- 2012.02.13
- 書評
先見性に、心からの敬意
文:菅谷 昭 (医学博士・長野県松本市長)
『「内部被ばく」こうすれば防げる! 放射能を21年測り続けた女性市議からのアドバイス 』 (漢人明子 著)
ジャンル :
#ノンフィクション
本書を通覧するにあたり、1番はじめに私が最も驚いたことは、著者の漢人氏が、1986年4月26日に発生したチェルノブイリ原発事故に端を発し、放射能汚染に不安を抱く有志を募り、精力的に市民運動を展開し、行政機関による食品の放射能測定の要望を粘り強く求め続けた結果、2年後には行政を動かし、測定器の購入にこぎつけ、更に市民組織を軸に、それ以降今日まで21年間にわたり放射能測定を行い、食品汚染の監視を継続していることである。
そのような中、今回のわが国におけるレベル7に相当する原発事故の発生である。著者らの一連の行動や先見性に、改めて心から敬意を表するものである。

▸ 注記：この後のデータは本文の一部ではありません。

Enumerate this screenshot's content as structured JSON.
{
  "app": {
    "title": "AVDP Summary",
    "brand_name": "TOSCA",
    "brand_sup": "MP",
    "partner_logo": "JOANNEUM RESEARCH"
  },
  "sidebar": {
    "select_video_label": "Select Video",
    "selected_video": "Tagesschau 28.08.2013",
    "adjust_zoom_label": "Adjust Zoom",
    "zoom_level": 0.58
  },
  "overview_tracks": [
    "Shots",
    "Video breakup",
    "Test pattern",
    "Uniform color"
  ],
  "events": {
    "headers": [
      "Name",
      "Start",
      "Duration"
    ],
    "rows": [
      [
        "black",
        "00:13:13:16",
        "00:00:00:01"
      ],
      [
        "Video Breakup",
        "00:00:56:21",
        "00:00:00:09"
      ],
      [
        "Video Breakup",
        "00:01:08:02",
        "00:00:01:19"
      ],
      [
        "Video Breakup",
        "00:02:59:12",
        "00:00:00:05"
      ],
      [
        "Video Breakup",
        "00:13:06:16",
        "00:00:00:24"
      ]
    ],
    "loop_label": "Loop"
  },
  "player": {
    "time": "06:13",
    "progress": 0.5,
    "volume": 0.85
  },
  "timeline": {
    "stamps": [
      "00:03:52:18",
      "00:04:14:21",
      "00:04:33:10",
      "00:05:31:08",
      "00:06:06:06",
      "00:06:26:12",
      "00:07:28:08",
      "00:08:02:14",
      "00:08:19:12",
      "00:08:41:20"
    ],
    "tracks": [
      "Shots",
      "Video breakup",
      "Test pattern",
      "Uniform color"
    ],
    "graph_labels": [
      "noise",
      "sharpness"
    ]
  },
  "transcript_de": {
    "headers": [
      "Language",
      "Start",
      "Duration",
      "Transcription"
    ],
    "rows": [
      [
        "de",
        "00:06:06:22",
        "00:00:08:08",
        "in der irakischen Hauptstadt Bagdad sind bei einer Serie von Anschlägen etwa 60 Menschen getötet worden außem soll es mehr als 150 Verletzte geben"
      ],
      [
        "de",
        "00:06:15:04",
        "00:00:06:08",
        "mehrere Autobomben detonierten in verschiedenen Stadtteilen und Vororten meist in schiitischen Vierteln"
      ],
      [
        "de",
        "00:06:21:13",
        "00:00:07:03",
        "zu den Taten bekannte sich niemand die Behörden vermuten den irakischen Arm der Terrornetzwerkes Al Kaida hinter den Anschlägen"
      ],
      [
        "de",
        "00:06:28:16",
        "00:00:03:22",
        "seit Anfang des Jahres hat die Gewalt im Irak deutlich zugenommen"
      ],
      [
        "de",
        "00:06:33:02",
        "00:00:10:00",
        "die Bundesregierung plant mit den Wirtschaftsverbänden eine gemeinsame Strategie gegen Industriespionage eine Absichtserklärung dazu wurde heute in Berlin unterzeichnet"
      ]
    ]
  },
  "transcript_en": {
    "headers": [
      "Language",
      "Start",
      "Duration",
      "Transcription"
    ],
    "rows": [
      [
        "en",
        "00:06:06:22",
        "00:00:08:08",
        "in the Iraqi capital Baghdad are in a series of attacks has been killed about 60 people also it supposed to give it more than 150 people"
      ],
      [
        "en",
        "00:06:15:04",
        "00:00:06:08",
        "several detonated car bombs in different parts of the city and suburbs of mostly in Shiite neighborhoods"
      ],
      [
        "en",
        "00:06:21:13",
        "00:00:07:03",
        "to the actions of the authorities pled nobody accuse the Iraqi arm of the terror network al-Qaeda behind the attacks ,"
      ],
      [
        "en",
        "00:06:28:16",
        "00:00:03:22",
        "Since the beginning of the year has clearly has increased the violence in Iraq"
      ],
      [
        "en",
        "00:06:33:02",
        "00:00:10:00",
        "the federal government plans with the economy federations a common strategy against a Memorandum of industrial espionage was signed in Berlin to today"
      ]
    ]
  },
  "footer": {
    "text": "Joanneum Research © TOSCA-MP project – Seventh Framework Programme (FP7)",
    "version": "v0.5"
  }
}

この本は、放射能から身を守る3つの原則、即ち「測る」、「避ける」、「動く」の章立てにより構成されている。お読みいただければわかると思うが、全体を通して大変理解しやすい。難解な言いまわしや専門用語を極力用いず、まさに一般の方々を対象とした書物と言える。

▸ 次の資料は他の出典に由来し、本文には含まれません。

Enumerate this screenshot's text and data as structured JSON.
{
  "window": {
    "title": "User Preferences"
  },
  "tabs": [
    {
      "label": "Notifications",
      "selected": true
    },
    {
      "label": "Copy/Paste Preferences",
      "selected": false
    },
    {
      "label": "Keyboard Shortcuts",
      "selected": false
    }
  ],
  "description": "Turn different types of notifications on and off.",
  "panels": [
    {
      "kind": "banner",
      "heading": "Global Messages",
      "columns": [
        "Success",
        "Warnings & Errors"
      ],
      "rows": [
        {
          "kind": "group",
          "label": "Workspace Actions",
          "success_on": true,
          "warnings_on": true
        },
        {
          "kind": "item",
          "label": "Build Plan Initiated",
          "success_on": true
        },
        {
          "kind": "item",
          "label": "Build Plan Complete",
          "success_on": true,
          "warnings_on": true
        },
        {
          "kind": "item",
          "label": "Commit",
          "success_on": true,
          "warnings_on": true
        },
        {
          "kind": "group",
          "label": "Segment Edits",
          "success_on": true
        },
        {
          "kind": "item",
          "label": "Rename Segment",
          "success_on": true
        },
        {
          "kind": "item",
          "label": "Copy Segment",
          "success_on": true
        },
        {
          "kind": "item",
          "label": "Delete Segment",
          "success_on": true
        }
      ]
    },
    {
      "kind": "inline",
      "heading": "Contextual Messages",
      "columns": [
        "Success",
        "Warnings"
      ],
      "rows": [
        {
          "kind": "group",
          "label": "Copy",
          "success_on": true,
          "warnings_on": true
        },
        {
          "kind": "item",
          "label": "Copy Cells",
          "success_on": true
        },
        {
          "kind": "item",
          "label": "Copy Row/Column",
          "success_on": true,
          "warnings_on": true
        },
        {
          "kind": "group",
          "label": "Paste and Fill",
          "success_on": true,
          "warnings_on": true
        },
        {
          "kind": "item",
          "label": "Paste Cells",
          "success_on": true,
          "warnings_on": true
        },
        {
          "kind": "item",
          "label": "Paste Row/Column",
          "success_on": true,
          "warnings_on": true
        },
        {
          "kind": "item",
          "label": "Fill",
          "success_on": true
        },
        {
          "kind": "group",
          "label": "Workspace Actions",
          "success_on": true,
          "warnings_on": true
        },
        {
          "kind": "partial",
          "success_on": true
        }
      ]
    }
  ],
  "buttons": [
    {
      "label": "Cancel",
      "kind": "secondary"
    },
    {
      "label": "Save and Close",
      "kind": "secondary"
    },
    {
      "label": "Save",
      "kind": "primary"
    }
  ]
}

「わかりやすさ」の理由は、多くの市民の皆様からの質問や相談内容を基にして、具体的な形で丁寧に説明し、必要に応じて関連資料も添えているからである。
“目に見えない”、“においもしない”、“味もしない”、このような様々な種類の放射性物質に対する異常なまでの恐怖や、更には不気味な強迫観念にさいなまれる市井に生きる人々に対し、確たる説得力をもって述べられている。

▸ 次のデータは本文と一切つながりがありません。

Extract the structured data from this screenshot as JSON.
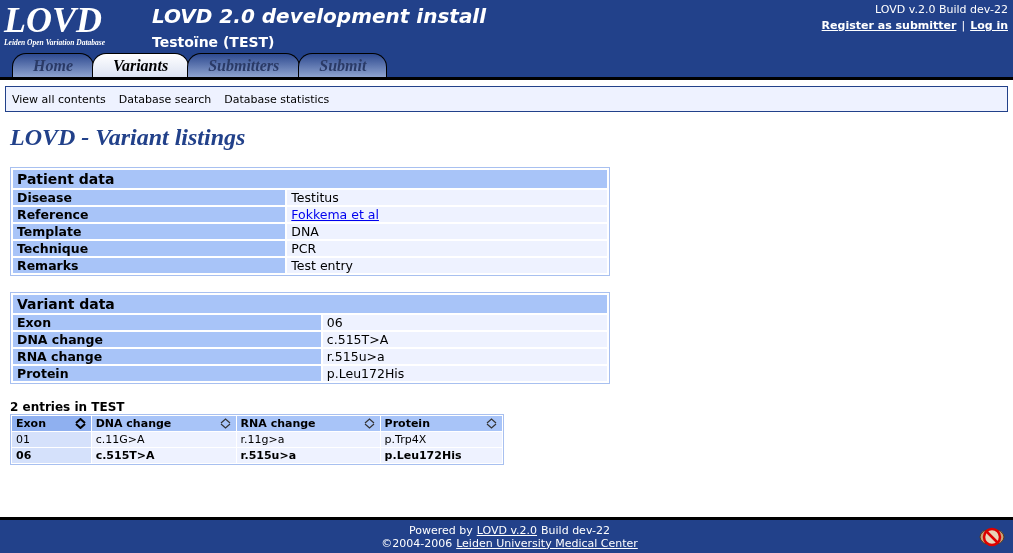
{
  "header": {
    "logo": "LOVD",
    "logo_subtitle": "Leiden Open Variation Database",
    "title": "LOVD 2.0 development install",
    "subtitle": "Testoïne (TEST)",
    "build": "LOVD v.2.0 Build dev-22",
    "links": [
      "Register as submitter",
      "Log in"
    ],
    "separator": "|"
  },
  "tabs": [
    {
      "label": "Home",
      "selected": false
    },
    {
      "label": "Variants",
      "selected": true
    },
    {
      "label": "Submitters",
      "selected": false
    },
    {
      "label": "Submit",
      "selected": false
    }
  ],
  "submenu": [
    "View all contents",
    "Database search",
    "Database statistics"
  ],
  "page_title": "LOVD - Variant listings",
  "detail_tables": [
    {
      "title": "Patient data",
      "rows": [
        {
          "label": "Disease",
          "value": "Testitus",
          "kind": "text"
        },
        {
          "label": "Reference",
          "value": "Fokkema et al",
          "kind": "link"
        },
        {
          "label": "Template",
          "value": "DNA",
          "kind": "text"
        },
        {
          "label": "Technique",
          "value": "PCR",
          "kind": "text"
        },
        {
          "label": "Remarks",
          "value": "Test entry",
          "kind": "text"
        }
      ]
    },
    {
      "title": "Variant data",
      "rows": [
        {
          "label": "Exon",
          "value": "06",
          "kind": "text"
        },
        {
          "label": "DNA change",
          "value": "c.515T>A",
          "kind": "text"
        },
        {
          "label": "RNA change",
          "value": "r.515u>a",
          "kind": "text"
        },
        {
          "label": "Protein",
          "value": "p.Leu172His",
          "kind": "text"
        }
      ]
    }
  ],
  "entries": {
    "caption": "2 entries in TEST",
    "columns": [
      {
        "label": "Exon",
        "sorted": true
      },
      {
        "label": "DNA change",
        "sorted": false
      },
      {
        "label": "RNA change",
        "sorted": false
      },
      {
        "label": "Protein",
        "sorted": false
      }
    ],
    "rows": [
      {
        "cells": [
          "01",
          "c.11G>A",
          "r.11g>a",
          "p.Trp4X"
        ],
        "current": false
      },
      {
        "cells": [
          "06",
          "c.515T>A",
          "r.515u>a",
          "p.Leu172His"
        ],
        "current": true
      }
    ]
  },
  "footer": {
    "lines": [
      [
        {
          "text": "Powered by",
          "link": false
        },
        {
          "text": "LOVD v.2.0",
          "link": true
        },
        {
          "text": "Build dev-22",
          "link": false
        }
      ],
      [
        {
          "text": "©2004-2006",
          "link": false
        },
        {
          "text": "Leiden University Medical Center",
          "link": true
        }
      ]
    ]
  }
}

単なる机上での理想論や研究成果を語るのではなく、具体的事例、何よりも著者らの活動の結果を掲載していることに本書の強味がある。冒頭に掲げた私への質問などに対する的確な解答が散見され、読者も納得できるものと思う。
改めてこの書に目を通しながら、かつてのベラルーシでの医療支援活動を思い返す時、甲状腺ガンの手術を受けた幼き子どもたちの親の悲しみ、切なさが私の胸中を駆け巡っている。
「あのとき、外で遊ばせなければ…」
「あのとき、キノコを食べさせなければ…」
「あのとき、イチゴを採りに森へ連れていかなければ…」
福島にこのような悲しみの連鎖が生じないことを、ただひたすら祈り、願うのみである。